Jump training or otherwise known as Plyometrics exercises is a specific training technique used by fitness enthusiasts designed to increase muscle mass, and overall strength. This technique initially developed for athletes training for Olympic events has found it's way into the basic workout routines and is currently used by the people of all ages worldwide.
What is Plyometric Training
Plyometric training actively conditions the body through a set of specific and dynamic resistance training exercises which have been found to rapidly stretch and contract the targeted muscles through eccentric and concentric phases. Plyometrics exercises which include hopping and jumping have been known to target the quadriceps by introducing these muscles to a stretch shortening cycle which effectively promotes increased muscle mass thus allowing the user to jump higher while reducing the applied force on the joints.
Who uses plyometrics?
Due to the nature of plyometric routines, exercises are so designed to simulate the typical motions used in most athletic activities and sports including football. basketball, skiing, volleyball, boxing and even tennis. This training exercise as a result has been specially developed to be used by many professional and amateur athletes on an adult level to successfully condition their bodies. However children of all ages and even adolescents once properly supervised can also benefit from the training offered by this exercise routine.
How plyometric training started
Plyometric training made it's way as a popular training routine in the 1970's in Eastern Germany by state sport trainers who became aware of it's potential benefits. Through scientific study of the training exercise it was discovered that specific cycles involving stretch shortening of the muscles in particular the myotactic reflex muscle improved it's ability to contract thus increasing muscle mass and strength.
Risk of plyometrics
However there are some associated risks to using plyometric exercises. The increased possible risk of injury has been observed in participants who do not possess the initial physical strength. As a result it has been strongly advised that potential users of this training exercise consult their local physician for proper assessment to determine if this training is suitable for use. In the event that one is able to use this training routine, then a qualifies coach or trainer should be selected to gradually guide and monitor their progress until that person is fully capable of completing the exercises on their own.

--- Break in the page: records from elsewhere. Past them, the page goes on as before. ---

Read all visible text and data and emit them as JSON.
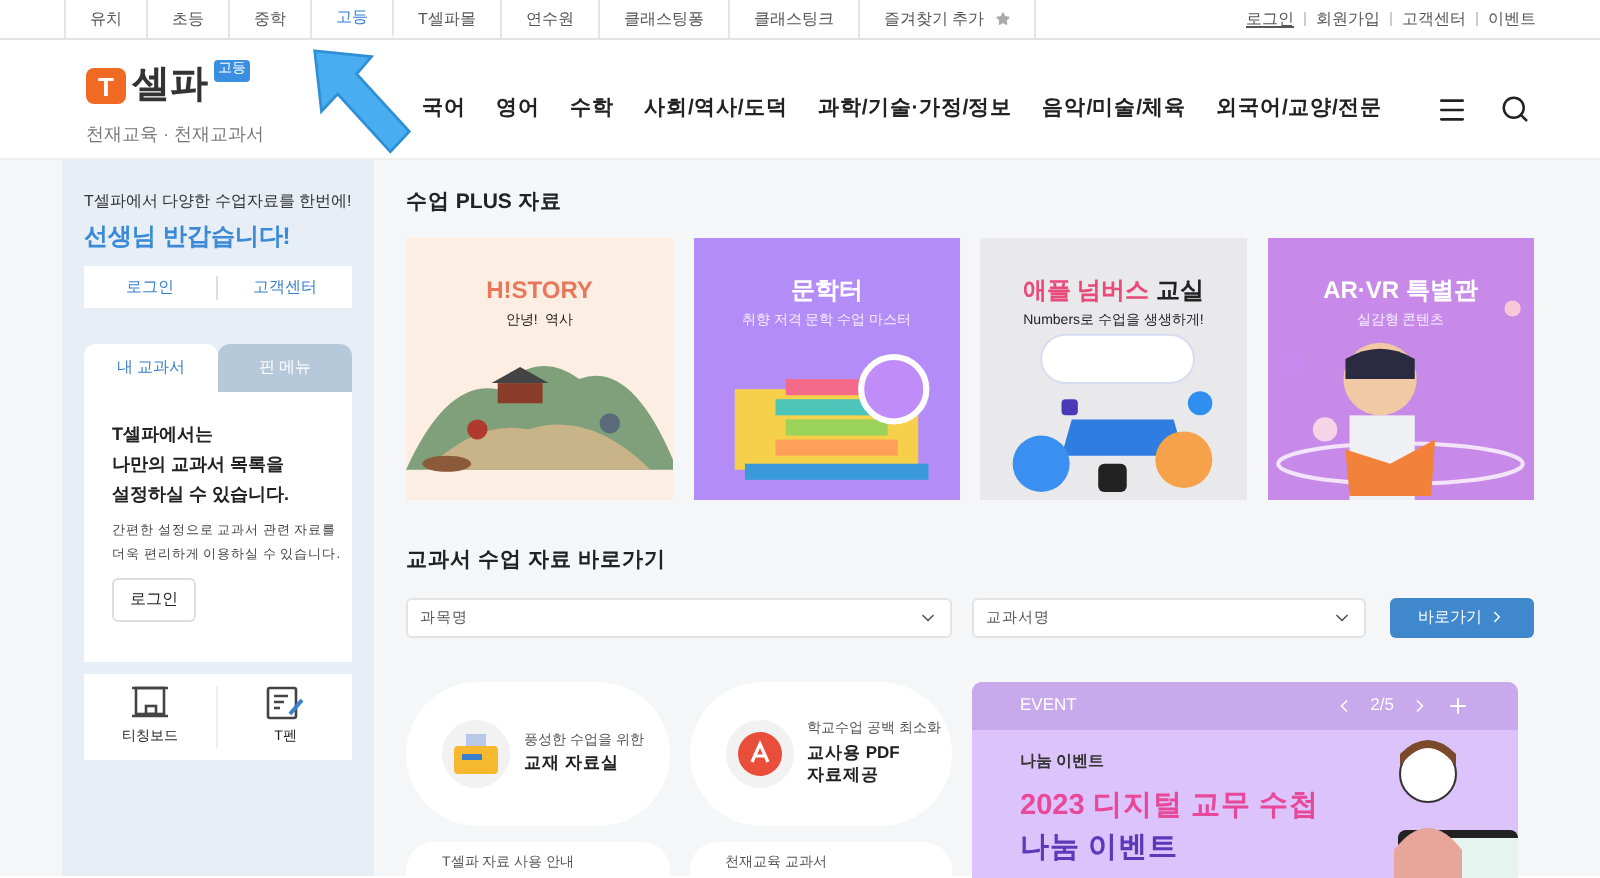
{
  "top_nav": {
    "tabs": [
      {
        "label": "유치",
        "selected": false
      },
      {
        "label": "초등",
        "selected": false
      },
      {
        "label": "중학",
        "selected": false
      },
      {
        "label": "고등",
        "selected": true
      },
      {
        "label": "T셀파몰",
        "selected": false
      },
      {
        "label": "연수원",
        "selected": false
      },
      {
        "label": "클래스팅퐁",
        "selected": false
      },
      {
        "label": "클래스팅크",
        "selected": false
      },
      {
        "label": "즐겨찾기 추가",
        "selected": false
      }
    ],
    "links": [
      "로그인",
      "회원가입",
      "고객센터",
      "이벤트"
    ]
  },
  "header": {
    "logo": {
      "letter": "T",
      "name": "셀파",
      "badge": "고등",
      "sub": "천재교육 · 천재교과서"
    },
    "menu": [
      "국어",
      "영어",
      "수학",
      "사회/역사/도덕",
      "과학/기술·가정/정보",
      "음악/미술/체육",
      "외국어/교양/전문"
    ]
  },
  "sidebar": {
    "intro": "T셀파에서 다양한 수업자료를 한번에!",
    "greeting": "선생님 반갑습니다!",
    "links": [
      "로그인",
      "고객센터"
    ],
    "tabs": [
      {
        "label": "내 교과서",
        "selected": true
      },
      {
        "label": "핀 메뉴",
        "selected": false
      }
    ],
    "panel": {
      "title": "T셀파에서는\n나만의 교과서 목록을\n설정하실 수 있습니다.",
      "text": "간편한 설정으로 교과서 관련 자료를\n더욱 편리하게 이용하실 수 있습니다.",
      "button": "로그인"
    },
    "tools": [
      {
        "kind": "board",
        "label": "티칭보드"
      },
      {
        "kind": "pen",
        "label": "T펜"
      }
    ]
  },
  "plus": {
    "title": "수업 PLUS 자료",
    "cards": [
      {
        "kind": "history",
        "title": "H!STORY",
        "subtitle": "안녕!  역사"
      },
      {
        "kind": "literature",
        "title": "문학터",
        "subtitle": "취향 저격 문학 수업 마스터"
      },
      {
        "kind": "numbers",
        "title": "애플 넘버스",
        "title_rest": "교실",
        "subtitle": "Numbers로 수업을 생생하게!"
      },
      {
        "kind": "vr",
        "title": "AR·VR 특별관",
        "subtitle": "실감형 콘텐츠"
      }
    ]
  },
  "shortcut": {
    "title": "교과서 수업 자료 바로가기",
    "selects": [
      {
        "placeholder": "과목명"
      },
      {
        "placeholder": "교과서명"
      }
    ],
    "button": "바로가기"
  },
  "quick": [
    {
      "kind": "folder",
      "sub": "풍성한 수업을 위한",
      "title": "교재 자료실"
    },
    {
      "kind": "pdf",
      "sub": "학교수업 공백 최소화",
      "title": "교사용 PDF\n자료제공"
    },
    {
      "kind": "guide",
      "sub": "T셀파 자료 사용 안내"
    },
    {
      "kind": "book",
      "sub": "천재교육 교과서"
    }
  ],
  "event": {
    "label": "EVENT",
    "pager": "2/5",
    "small": "나눔 이벤트",
    "headline": "2023 디지털 교무 수첩",
    "headline2": "나눔 이벤트"
  }
}
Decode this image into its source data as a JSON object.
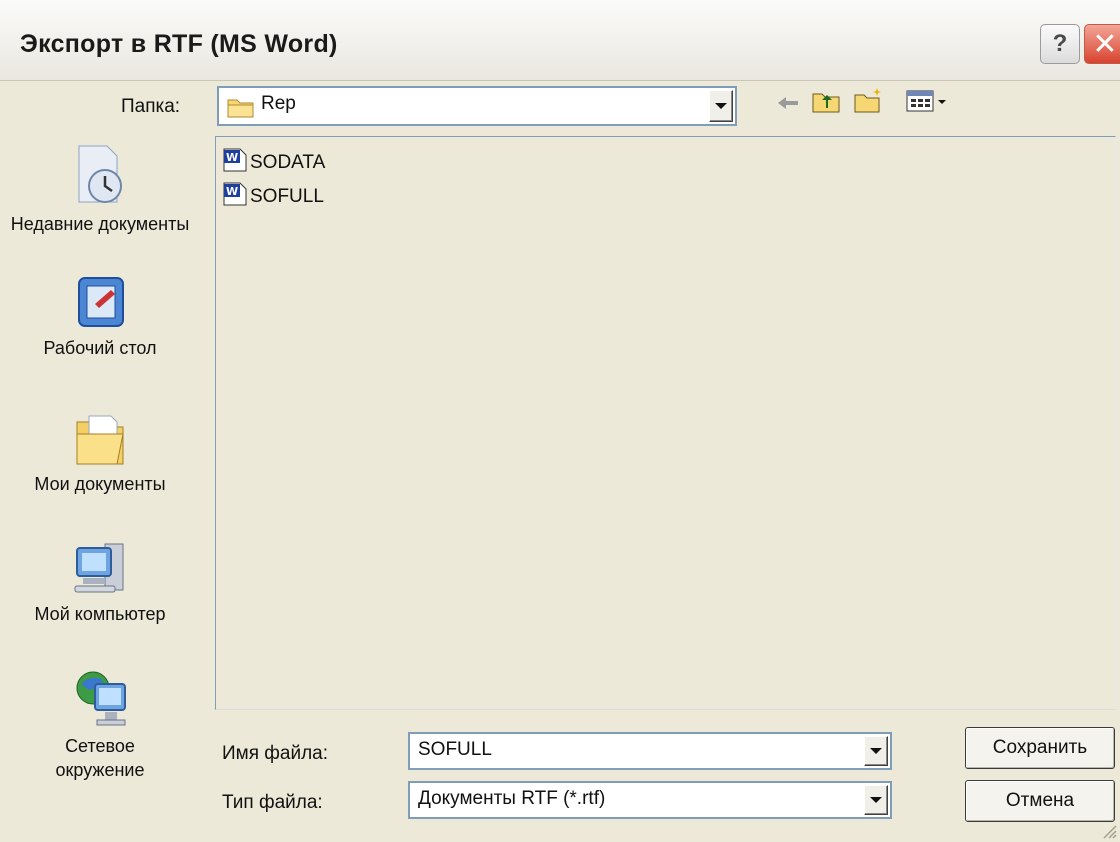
{
  "window": {
    "title": "Экспорт в RTF (MS Word)",
    "help_label": "?",
    "close_label": "✕"
  },
  "toolbar": {
    "folder_label": "Папка:",
    "folder_value": "Rep",
    "back_icon": "back-arrow-icon",
    "up_icon": "up-one-level-icon",
    "new_folder_icon": "new-folder-icon",
    "view_menu_icon": "view-menu-icon"
  },
  "places": [
    {
      "label": "Недавние документы",
      "icon": "recent-documents-icon"
    },
    {
      "label": "Рабочий стол",
      "icon": "desktop-icon"
    },
    {
      "label": "Мои документы",
      "icon": "my-documents-icon"
    },
    {
      "label": "Мой компьютер",
      "icon": "my-computer-icon"
    },
    {
      "label": "Сетевое окружение",
      "icon": "network-places-icon"
    }
  ],
  "files": [
    {
      "name": "SODATA",
      "icon": "word-document-icon"
    },
    {
      "name": "SOFULL",
      "icon": "word-document-icon"
    }
  ],
  "filename": {
    "label": "Имя файла:",
    "value": "SOFULL"
  },
  "filetype": {
    "label": "Тип файла:",
    "value": "Документы RTF (*.rtf)"
  },
  "buttons": {
    "save": "Сохранить",
    "cancel": "Отмена"
  }
}
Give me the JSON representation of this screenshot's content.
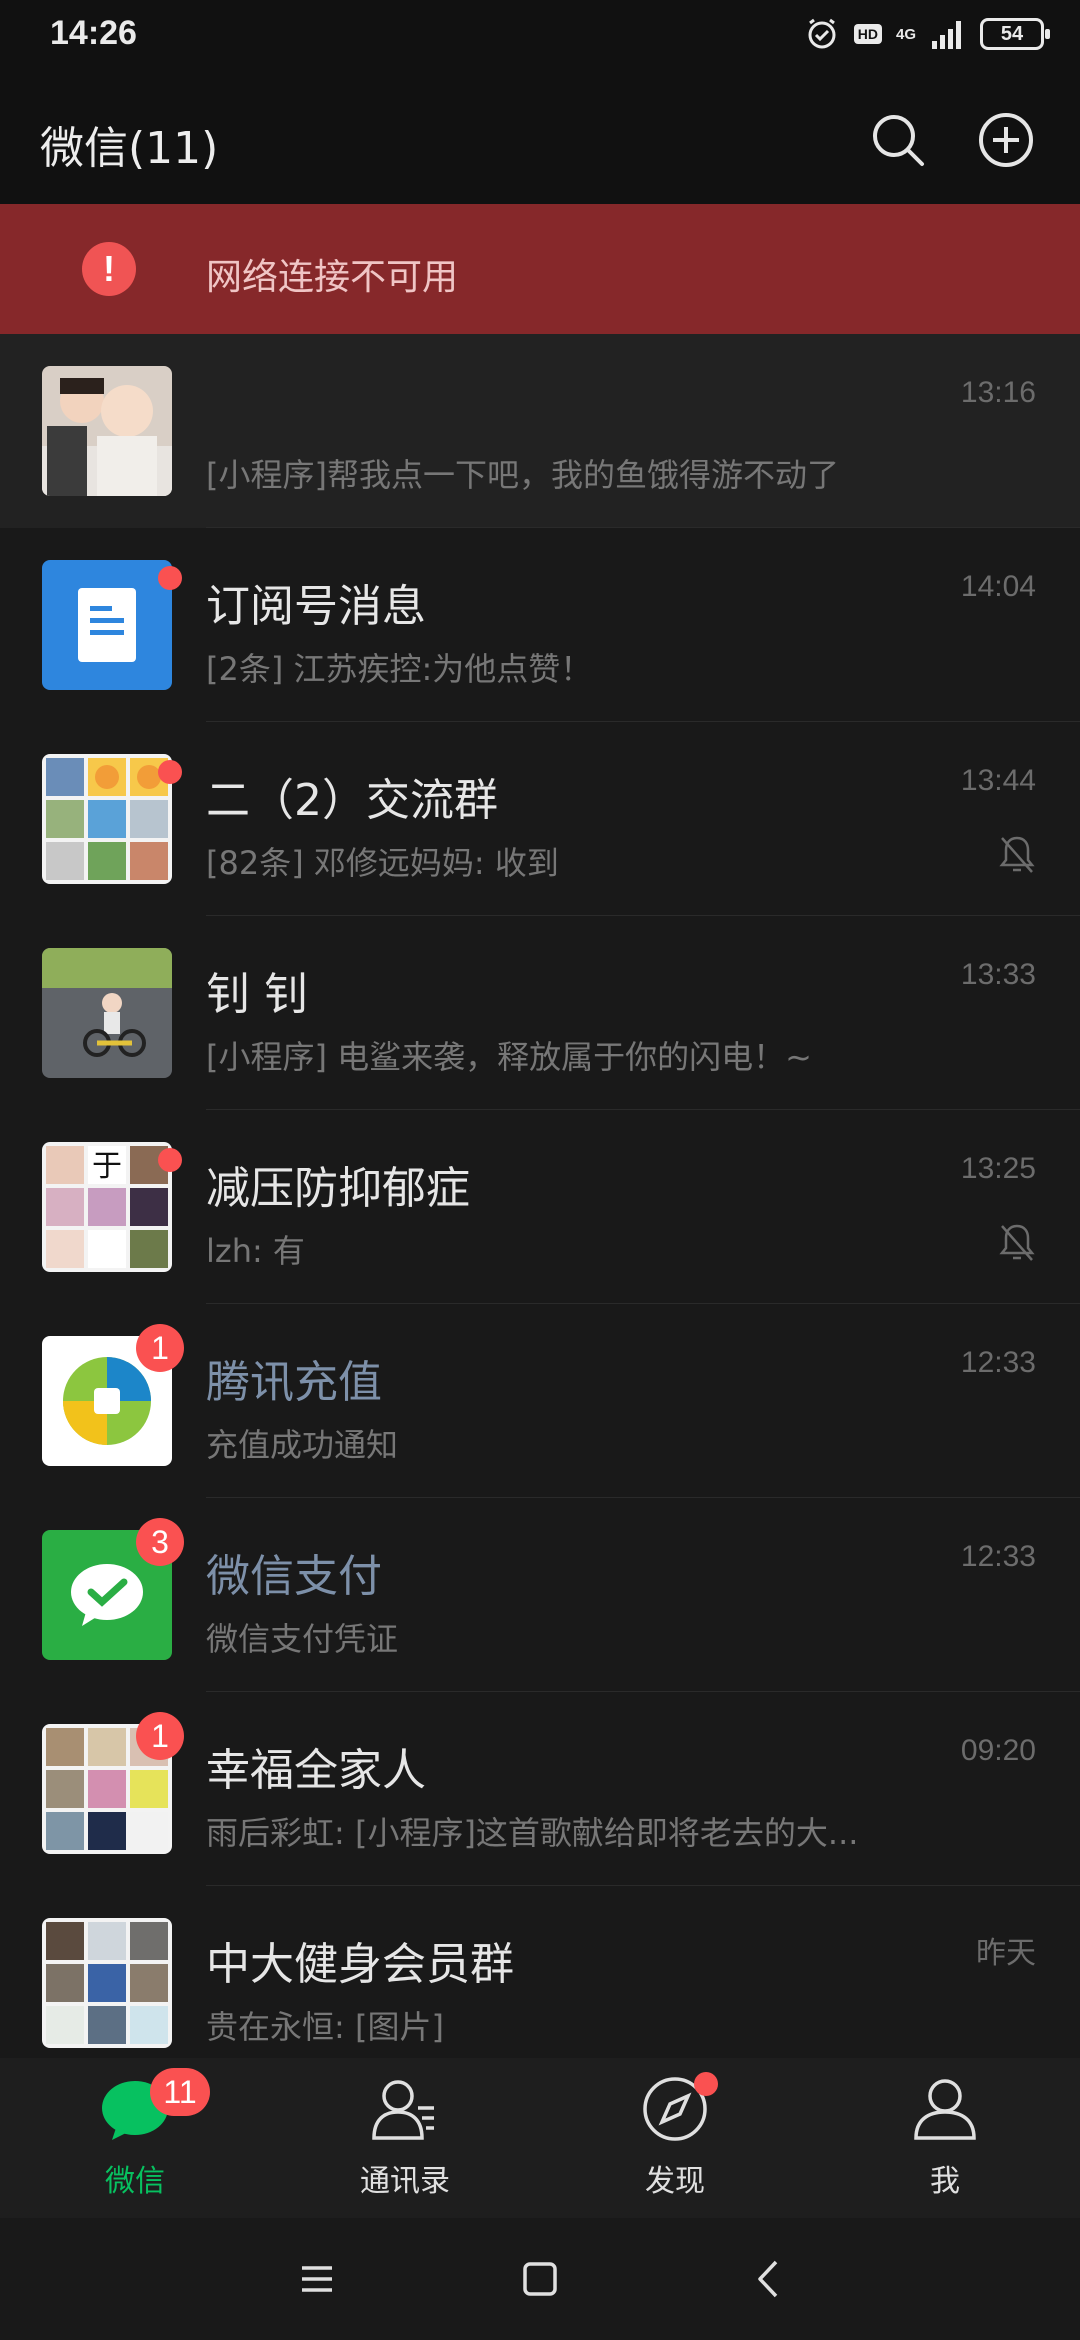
{
  "status_bar": {
    "time": "14:26",
    "network": "4G",
    "hd": "HD",
    "battery": "54",
    "icons": [
      "alarm-icon",
      "hd-icon",
      "signal-icon",
      "battery-icon"
    ]
  },
  "header": {
    "title": "微信(11)",
    "icons": [
      "search-icon",
      "add-circle-icon"
    ]
  },
  "banner": {
    "text": "网络连接不可用",
    "icon": "warning-icon",
    "color": "#86282a"
  },
  "chats": [
    {
      "name": "",
      "preview": "[小程序]帮我点一下吧，我的鱼饿得游不动了",
      "time": "13:16",
      "pinned": true
    },
    {
      "name": "订阅号消息",
      "preview": "[2条] 江苏疾控:为他点赞！",
      "time": "14:04",
      "dot": true
    },
    {
      "name": "二（2）交流群",
      "preview": "[82条] 邓修远妈妈: 收到",
      "time": "13:44",
      "dot": true,
      "muted": true
    },
    {
      "name": "钊 钊",
      "preview": "[小程序] 电鲨来袭，释放属于你的闪电！~",
      "time": "13:33"
    },
    {
      "name": "减压防抑郁症",
      "preview": "lzh: 有",
      "time": "13:25",
      "dot": true,
      "muted": true
    },
    {
      "name": "腾讯充值",
      "preview": "充值成功通知",
      "time": "12:33",
      "badge": "1",
      "service": true
    },
    {
      "name": "微信支付",
      "preview": "微信支付凭证",
      "time": "12:33",
      "badge": "3",
      "service": true
    },
    {
      "name": "幸福全家人",
      "preview": "雨后彩虹: [小程序]这首歌献给即将老去的大...",
      "time": "09:20",
      "badge": "1"
    },
    {
      "name": "中大健身会员群",
      "preview": "贵在永恒: [图片]",
      "time": "昨天"
    }
  ],
  "tabs": [
    {
      "label": "微信",
      "badge": "11",
      "active": true
    },
    {
      "label": "通讯录"
    },
    {
      "label": "发现",
      "dot": true
    },
    {
      "label": "我"
    }
  ],
  "colors": {
    "accent": "#07c160",
    "badge": "#fa5151",
    "background": "#191919",
    "service_name": "#7d90a9"
  }
}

Plyometrics have been developed into thousands of variations. Adolescents and children under careful supervision are able to start this program at a simple stage including upper body exercises such as passing a medicine ball chest level and no more than one lower body exercise such as the double leg hop with three sets consisting of between six to ten repetitions and used at least two days each week non consecutively.
Adding Plyometrics to your exercise routine
Adults who are more qualified can participate in more advanced routines which include low frequency double leg hops to high frequency routines including depth jumps, or jumping in and out of boxes or on and off benches within heights of 35 to 42 inches. Such high intensity exercises can allow a person to increase their lifting capacity of at least seven times their own body weight.
Specific sports which require explosive low level body power may use a variation of plyometric training such as jumping at ground level on soft surfaces like exercise mats or grass. As the routine progresses the user will eventually start jumping over cones or foam barriers before advancing to specific bounding exercises typically performed within straight lines and patterns. Plyometric training when combined with warm up exercises and other forms of strength training such as weight lifting will increase the dynamic and explosive power of the exposed athlete.